If you are driving or on a motorbike, the White Temple is an easy 20-minute ride from the city. There is a large car park directly in front of the entrance. The temple sits directly on the main Chiang Rai–Chiang Mai highway, so it is also a natural stop if you are making that drive by road.
Chiang Rai airport has connections to Bangkok (about 1 hour 20 minutes), and the city itself is worth a night or two. The night bazaar, the clock tower designed by Kositpipat himself, and the hill tribe museum are all within the city centre.
A Note on the 2014 Earthquake
A significant earthquake struck the area in May 2014 and damaged several sections of the temple, including the main chapel. Kositpipat refused insurance money and instead used the opportunity to improve the murals inside before restoring the structure. The repairs took some time but the temple was reopened fully, arguably in better condition than before. The story of the earthquake and the restoration is itself a reflection of the artist’s character and the nature of the project.

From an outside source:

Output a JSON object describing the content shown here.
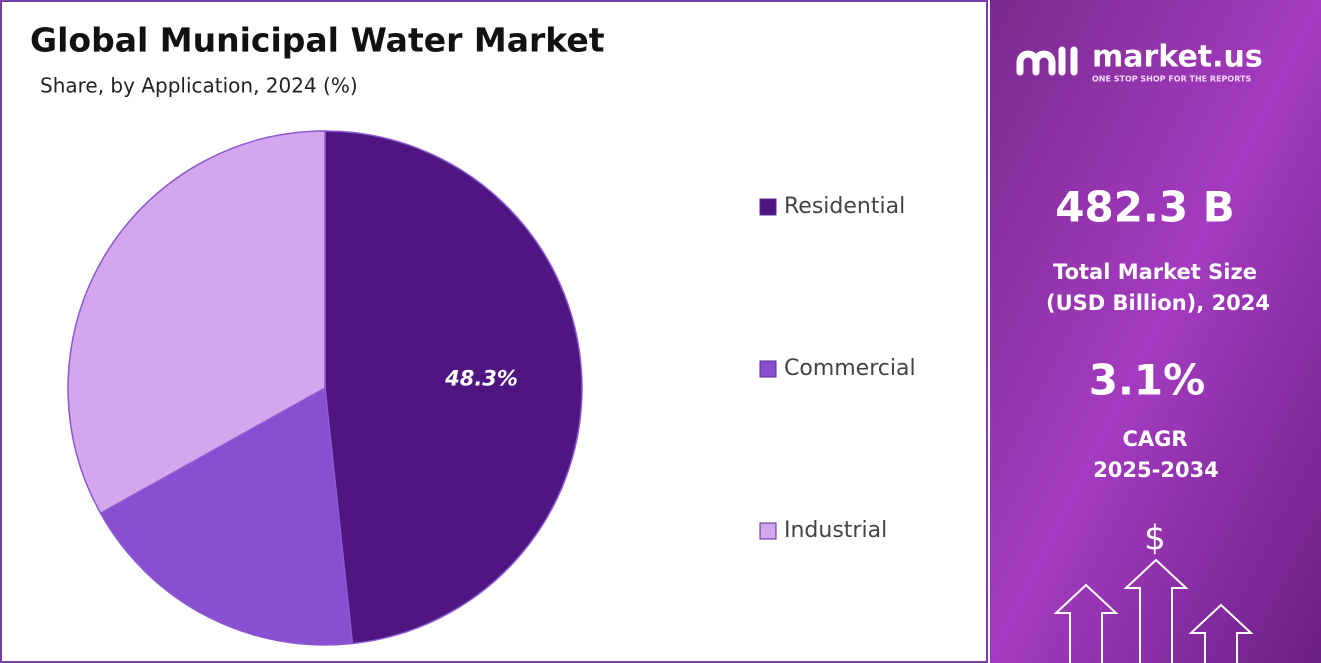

Combining White Temple with Black House
Baan Dam (the Black House) is 10 km north of Chiang Rai city, and Wat Rong Khun is 13 km south. Doing both in the same day from the city is entirely practical by tuk-tuk or hired motorbike. The contrast between the two is one of the more striking experiences available in the north of Thailand: white versus black, purity versus death, Buddhist transcendence versus the primal and the animal. Both were created by Thai artists with completely individual visions; neither looks like anything else in the country.